Farmers are becoming more concerned about the future for US agriculture and their farms, according to the Perdue University/CME Group Ag Economy Barometer.
The barometer was based on a mid-August survey of 400 US agricultural producers with nearly all responses following the US Department of Agriculture’s (USDA) 12 August Crop Production report, the university’s Center for Commercial Agriculture said on 3 September.
“Sharp declines in most commodity prices during July and early August weighed heavily on farmer sentiment,” said James Mintert, the barometer’s principal investigator and director of Perdue University’s Center for Commercial Agriculture.
“While the USDA’s announcement of the Market Facilitation Program (MFP) payment rates did help alleviate concerns about 2019 income for many farmers, the big decline in the Index of Future Expectations – which dropped 34 points in August – indicates farmers are becoming more concerned about the future for US agriculture and their farms.”
The MFP provides assistance to farmers, with the 2019 package announced on 25 July intended to partially compensate US producers for commodities affected by foreign retaliatory tariffs.
Farmers were asked by the USDA to what degree did US$16bn in MFP payments to US farmers relieve their concerns about the impact of tariffs on their 2019 farm income.

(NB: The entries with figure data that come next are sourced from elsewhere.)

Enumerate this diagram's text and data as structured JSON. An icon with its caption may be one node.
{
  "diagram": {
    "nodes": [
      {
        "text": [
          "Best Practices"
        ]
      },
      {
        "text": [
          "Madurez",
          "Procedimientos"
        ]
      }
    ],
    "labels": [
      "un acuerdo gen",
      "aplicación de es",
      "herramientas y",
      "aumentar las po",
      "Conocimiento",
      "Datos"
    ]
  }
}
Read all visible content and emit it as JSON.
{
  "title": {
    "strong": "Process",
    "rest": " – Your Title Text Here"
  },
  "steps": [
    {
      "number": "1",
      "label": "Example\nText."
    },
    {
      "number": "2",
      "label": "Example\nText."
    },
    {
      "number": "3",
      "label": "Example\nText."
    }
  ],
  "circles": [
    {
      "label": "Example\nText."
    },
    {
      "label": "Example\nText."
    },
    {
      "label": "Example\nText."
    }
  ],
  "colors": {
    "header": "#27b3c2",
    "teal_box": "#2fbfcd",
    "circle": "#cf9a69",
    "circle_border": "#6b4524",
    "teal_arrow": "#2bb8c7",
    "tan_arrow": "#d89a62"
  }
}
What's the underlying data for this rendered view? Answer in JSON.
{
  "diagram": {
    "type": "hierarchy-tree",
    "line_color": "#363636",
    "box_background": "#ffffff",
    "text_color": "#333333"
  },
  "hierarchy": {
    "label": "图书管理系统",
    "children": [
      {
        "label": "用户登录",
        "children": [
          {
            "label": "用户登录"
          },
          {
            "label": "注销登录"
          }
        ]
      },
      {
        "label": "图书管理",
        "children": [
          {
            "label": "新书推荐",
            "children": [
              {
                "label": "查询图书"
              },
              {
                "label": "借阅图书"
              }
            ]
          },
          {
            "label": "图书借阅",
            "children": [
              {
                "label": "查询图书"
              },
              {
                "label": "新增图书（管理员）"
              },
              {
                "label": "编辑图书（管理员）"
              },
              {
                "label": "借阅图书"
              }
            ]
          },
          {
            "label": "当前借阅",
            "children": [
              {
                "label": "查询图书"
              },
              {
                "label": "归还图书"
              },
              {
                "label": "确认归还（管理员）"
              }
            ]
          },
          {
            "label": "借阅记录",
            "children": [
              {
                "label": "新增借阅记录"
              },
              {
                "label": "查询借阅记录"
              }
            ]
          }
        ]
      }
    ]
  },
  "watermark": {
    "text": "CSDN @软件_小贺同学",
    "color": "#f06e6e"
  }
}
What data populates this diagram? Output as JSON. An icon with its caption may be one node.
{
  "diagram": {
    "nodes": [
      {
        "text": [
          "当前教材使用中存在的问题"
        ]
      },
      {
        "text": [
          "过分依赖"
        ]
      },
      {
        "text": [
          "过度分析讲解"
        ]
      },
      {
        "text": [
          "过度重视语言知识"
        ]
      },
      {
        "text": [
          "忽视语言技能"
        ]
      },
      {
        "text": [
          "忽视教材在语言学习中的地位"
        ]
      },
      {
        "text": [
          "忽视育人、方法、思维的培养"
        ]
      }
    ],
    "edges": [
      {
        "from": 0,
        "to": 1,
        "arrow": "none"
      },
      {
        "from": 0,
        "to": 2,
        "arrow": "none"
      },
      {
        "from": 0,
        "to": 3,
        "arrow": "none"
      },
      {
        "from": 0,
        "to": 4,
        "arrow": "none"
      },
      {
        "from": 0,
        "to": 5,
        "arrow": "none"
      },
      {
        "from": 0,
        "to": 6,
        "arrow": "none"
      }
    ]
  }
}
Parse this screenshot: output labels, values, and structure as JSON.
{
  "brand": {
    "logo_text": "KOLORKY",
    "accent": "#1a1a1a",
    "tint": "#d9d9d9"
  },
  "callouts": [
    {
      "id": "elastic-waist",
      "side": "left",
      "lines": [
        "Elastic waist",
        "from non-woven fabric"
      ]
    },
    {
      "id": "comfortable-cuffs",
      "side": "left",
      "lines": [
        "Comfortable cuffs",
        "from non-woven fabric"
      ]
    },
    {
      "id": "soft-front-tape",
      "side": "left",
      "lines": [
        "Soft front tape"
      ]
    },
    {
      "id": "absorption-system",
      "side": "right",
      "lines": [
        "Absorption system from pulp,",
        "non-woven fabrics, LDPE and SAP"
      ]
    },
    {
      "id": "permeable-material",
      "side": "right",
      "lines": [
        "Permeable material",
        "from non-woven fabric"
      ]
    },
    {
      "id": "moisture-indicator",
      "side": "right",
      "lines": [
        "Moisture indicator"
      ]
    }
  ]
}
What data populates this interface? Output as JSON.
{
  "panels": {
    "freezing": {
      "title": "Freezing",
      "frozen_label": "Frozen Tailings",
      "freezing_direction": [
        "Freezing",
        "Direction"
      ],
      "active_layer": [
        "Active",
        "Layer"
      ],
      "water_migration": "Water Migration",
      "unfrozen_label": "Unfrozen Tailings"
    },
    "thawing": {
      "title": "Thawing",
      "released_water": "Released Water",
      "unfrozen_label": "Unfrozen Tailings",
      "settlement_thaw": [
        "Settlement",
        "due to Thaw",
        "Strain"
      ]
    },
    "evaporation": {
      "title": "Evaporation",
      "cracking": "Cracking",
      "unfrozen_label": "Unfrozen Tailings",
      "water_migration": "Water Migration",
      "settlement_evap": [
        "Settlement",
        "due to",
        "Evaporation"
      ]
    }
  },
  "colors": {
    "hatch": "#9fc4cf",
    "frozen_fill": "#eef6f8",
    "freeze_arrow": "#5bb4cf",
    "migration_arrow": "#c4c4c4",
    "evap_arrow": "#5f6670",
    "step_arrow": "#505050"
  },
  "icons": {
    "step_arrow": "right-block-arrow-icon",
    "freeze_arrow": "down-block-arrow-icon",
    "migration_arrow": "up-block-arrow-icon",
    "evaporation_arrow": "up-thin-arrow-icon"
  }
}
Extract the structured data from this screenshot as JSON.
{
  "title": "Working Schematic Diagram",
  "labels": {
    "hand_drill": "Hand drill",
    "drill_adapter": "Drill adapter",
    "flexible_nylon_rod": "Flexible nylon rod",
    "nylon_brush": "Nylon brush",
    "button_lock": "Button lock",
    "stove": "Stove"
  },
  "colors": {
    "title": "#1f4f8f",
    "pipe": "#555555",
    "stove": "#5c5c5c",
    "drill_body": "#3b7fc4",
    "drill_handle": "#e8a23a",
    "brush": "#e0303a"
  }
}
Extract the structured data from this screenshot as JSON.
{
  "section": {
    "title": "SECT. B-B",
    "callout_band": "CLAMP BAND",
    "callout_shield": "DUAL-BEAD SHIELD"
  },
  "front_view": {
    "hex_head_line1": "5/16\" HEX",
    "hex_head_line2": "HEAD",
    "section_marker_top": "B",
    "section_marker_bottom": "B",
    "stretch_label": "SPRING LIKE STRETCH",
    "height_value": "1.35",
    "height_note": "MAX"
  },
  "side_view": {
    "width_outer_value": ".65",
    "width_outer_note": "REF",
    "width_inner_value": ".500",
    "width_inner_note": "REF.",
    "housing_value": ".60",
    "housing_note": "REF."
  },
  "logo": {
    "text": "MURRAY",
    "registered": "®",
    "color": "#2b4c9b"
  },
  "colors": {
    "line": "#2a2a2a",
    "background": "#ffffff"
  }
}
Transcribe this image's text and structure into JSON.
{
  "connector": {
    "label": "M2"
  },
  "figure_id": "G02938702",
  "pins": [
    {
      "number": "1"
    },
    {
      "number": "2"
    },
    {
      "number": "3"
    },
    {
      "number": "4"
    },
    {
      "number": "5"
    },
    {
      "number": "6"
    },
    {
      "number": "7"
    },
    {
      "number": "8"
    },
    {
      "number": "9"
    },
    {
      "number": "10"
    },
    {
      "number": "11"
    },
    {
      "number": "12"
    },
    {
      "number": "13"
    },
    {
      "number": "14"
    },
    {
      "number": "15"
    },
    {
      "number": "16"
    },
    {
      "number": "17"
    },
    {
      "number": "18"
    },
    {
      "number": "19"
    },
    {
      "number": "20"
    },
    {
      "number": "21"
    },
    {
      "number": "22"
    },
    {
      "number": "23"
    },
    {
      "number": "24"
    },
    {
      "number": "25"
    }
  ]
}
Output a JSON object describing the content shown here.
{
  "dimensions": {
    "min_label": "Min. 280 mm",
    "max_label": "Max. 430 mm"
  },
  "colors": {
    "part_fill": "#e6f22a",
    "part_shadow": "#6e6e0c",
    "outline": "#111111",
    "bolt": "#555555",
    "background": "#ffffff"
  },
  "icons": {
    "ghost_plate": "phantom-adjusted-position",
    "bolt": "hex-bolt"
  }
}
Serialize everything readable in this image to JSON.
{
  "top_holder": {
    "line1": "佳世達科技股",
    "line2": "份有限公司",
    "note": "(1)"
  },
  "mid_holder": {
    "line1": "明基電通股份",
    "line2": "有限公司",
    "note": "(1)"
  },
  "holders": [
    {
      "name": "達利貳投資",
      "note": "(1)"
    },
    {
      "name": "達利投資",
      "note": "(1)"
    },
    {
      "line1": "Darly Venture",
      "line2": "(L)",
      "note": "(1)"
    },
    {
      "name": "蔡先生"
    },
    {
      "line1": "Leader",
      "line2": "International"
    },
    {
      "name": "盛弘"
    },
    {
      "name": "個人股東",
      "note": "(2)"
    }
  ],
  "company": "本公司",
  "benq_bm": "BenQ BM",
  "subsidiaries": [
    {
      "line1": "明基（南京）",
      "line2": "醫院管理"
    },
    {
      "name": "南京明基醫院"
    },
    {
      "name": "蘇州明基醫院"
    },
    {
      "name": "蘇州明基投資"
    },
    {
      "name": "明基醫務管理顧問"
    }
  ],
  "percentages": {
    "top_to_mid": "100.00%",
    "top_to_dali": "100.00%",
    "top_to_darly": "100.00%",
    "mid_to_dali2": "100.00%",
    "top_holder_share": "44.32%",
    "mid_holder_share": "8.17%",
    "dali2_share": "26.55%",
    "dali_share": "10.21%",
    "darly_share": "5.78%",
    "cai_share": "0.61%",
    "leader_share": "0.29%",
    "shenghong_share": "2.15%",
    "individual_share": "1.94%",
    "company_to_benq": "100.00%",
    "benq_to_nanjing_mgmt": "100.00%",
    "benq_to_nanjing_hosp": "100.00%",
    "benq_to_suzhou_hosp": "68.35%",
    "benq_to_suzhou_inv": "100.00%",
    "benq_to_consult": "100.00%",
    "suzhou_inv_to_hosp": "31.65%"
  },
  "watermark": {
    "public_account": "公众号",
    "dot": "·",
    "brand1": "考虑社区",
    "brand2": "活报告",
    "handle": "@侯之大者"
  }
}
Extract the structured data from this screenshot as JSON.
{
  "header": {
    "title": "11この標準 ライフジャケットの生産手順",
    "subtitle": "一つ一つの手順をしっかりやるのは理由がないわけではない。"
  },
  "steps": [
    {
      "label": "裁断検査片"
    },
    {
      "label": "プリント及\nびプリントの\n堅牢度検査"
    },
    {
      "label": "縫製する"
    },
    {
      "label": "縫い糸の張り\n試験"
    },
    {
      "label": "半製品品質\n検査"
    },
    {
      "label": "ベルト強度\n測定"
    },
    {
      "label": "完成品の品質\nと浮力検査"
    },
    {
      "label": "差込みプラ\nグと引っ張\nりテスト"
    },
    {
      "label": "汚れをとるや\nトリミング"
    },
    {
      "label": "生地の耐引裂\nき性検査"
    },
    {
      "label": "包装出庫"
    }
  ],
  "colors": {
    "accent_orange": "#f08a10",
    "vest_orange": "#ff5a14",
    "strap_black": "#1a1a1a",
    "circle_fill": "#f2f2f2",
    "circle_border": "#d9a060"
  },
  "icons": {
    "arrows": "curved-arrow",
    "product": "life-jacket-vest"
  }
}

Of the respondents, 71% said they felt the 2019 MFP would either “completely or somewhat relieve” their concerns about tariffs’ impact on 2019 farm income, the Center said.
However, the remaining 29% said “not at all,” indicating that some farmers felt the MFP payments fell short of making up for income losses attributable to the ongoing tariff battles.
The ongoing US-China trade war over the past year has seen both countries impose billions of dollars worth of tariffs on each other’s goods.
China announced on 23 August that it would hit 5,078 US items worth US$75bn with new tariffs and hikes to existing duties, including 5% tariffs on soyabeans.
In reply, US President Donald Trump announced he would raise 25% tariffs on US$250bn worth of Chinese goods to 30% from 1 October. In addition, fresh tariffs on an additional US$300bn of Chinese goods, announced earlier on 1 August, would now be at a rate of 15% instead of 10%.